Cumhuriyet Halk Partisi (CHP) Parti Meclisi (PM) Üyesi ve İzmir Milletvekili Adayı Devrim Barış Çelik, İz Televizyonu’nda Pınar Teke’nin sunduğu Kritik programına konuk oldu. Çelik, 14 Mayıs seçimleri ve son siyasi gelişmelere dair açıklamalarda bulundu.
‘Şimdi zamanı değil'
CHP’nin İzmir milletvekili aday listesi hakkındaki eleştirilerin hatırlatılması ve sekizinci sıradan aday gösterilmesi ile ilgili gelen soruya yanıt veren CHP PM Üyesi ve İzmir Milletvekili Adayı Devrim Barış Çelik, şunları söyledi: “Bir ittifak dönemi yaşıyoruz.

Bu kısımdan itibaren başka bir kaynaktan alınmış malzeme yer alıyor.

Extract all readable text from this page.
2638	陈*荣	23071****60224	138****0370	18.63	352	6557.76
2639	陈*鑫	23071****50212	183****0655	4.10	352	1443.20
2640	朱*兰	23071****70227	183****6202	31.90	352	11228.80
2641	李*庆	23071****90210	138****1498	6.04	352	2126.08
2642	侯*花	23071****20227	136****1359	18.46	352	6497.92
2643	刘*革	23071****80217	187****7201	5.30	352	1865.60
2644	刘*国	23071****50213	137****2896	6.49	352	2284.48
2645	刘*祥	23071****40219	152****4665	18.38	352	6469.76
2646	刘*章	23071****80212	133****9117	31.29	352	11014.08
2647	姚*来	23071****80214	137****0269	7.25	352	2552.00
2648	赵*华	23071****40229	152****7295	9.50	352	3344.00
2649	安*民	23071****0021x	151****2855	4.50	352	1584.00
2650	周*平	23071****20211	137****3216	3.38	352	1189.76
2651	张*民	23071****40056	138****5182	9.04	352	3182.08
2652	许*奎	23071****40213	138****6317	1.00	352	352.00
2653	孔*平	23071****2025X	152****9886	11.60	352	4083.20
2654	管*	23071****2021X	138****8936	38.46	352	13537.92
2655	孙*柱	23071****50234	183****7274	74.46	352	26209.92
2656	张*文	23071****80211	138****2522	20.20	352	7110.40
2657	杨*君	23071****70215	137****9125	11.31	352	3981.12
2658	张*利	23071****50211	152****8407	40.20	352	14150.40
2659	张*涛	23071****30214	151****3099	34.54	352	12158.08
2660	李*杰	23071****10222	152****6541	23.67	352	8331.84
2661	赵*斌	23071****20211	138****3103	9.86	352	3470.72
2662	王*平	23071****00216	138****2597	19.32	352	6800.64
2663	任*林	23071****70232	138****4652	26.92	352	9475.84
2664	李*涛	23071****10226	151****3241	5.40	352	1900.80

Yaklaşık 30 yıllık süreçte hiç bu düzeyde ittifak yapılmamıştı. Dolayısıyla birçok hafıza bunu yaşamadı. CHP logosu altında seçime giren 4 siyasi parti daha var. Dolayısıyla o siyasi partilerin de milletvekili sıralarına dair talepleri oldu. Bu talepler de listelerde yer alınca, ister istemez CHP’nin kendi talebi olduğunu söylediği milletvekili adaylarının bazıları listeye giremediler bazıları da beklenen sıralardan olmadı. Bunlardan biri de benim. Ama bizim derdimiz; ‘benim sıram, onun sırası’ değil. Bizim derdimiz en kısa sürede bu iktidarın gitmesi ve güçlendirilmiş parlamenter sisteme geçebilmek için etkili bir parlamento çoğunluğunun sağlanması. Biz Kemal Kılıçdaroğlu’nun Cumhurbaşkanı olmasını istiyoruz, CHP ve Millet İttifakı’nın da parlamentoda çoğunluğu sağlamasını istiyoruz. Dolayısıyla bu konuları ne konuşacak zamanımız ne de harcayacak enerjimiz var. O yüzden ben bana bunu soran arkadaşlara şunu söylüyorum; seçim bitsin, seçim bittikten sonra konuşuruz. Önemli olan iktidarı almak, önemli olan İzmir’i daha çok milletvekili ile temsil edebilmek. Biz bunun için çabalıyoruz. Şimdi bu işlerin konuşulmasının zamanı değil, seçimden sonra bu işler parti içi kurullarda konuşulur. O yüzden seçimi kazanmaya bakıyoruz.”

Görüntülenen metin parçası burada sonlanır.